Friday, February 23, 2007

Using email for interviews is no longer verboten

SACRAMENTO, Calif. - At a roundtable discussion of student and professional journalists today, there were mixed opinions about the use of email in practicing journalism. Several student newspapers and news organizations have absolute NO written in their policy manuals.

Most professionals seem to use email plenty. In some cases, it's the only way to get to people.

In a entry posted here a few days ago,
  • Writing For Money, Feb. 15
  • I wrote about how I used email to contact representatives of the Legislative Analyst's Office about a report I heard them reference on television - a cable broadcast of a legislative hearing.
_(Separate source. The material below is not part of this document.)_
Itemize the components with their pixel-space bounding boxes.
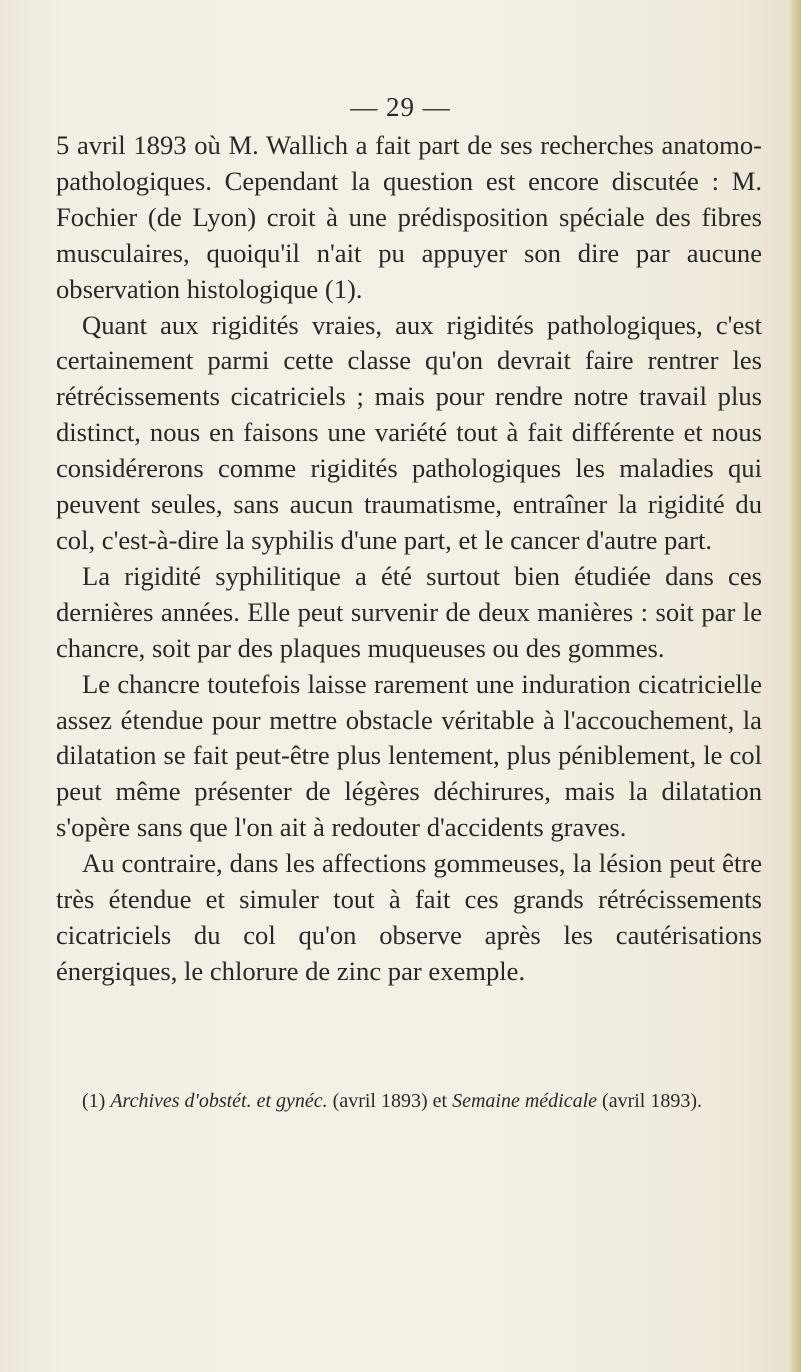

    If I had needed an answer or clarification of what I heard them say, I would have been quite comfortable using email.

    I use email frequently to track people down and to start conversations. If I have a detailed, complicated question, I know my sources appreciate getting the questions succinctly (I hope) in writing before we talk on the phone.

    And if we don't talk on the phone and they respond by email, they know that whatever material I use, they have a written record of.

    My advice to writers is let common sense prevail. If you ask a question via email and the answer seem odd or untrue, verify it somewhere else. That's just good standard journalism practice no matter where you got information from.

    But don't be shy about using your keyboard as a tool for gathering information. Editors 100 years ago told reporters not to trust a new technology that was becoming widely available then: the telephone.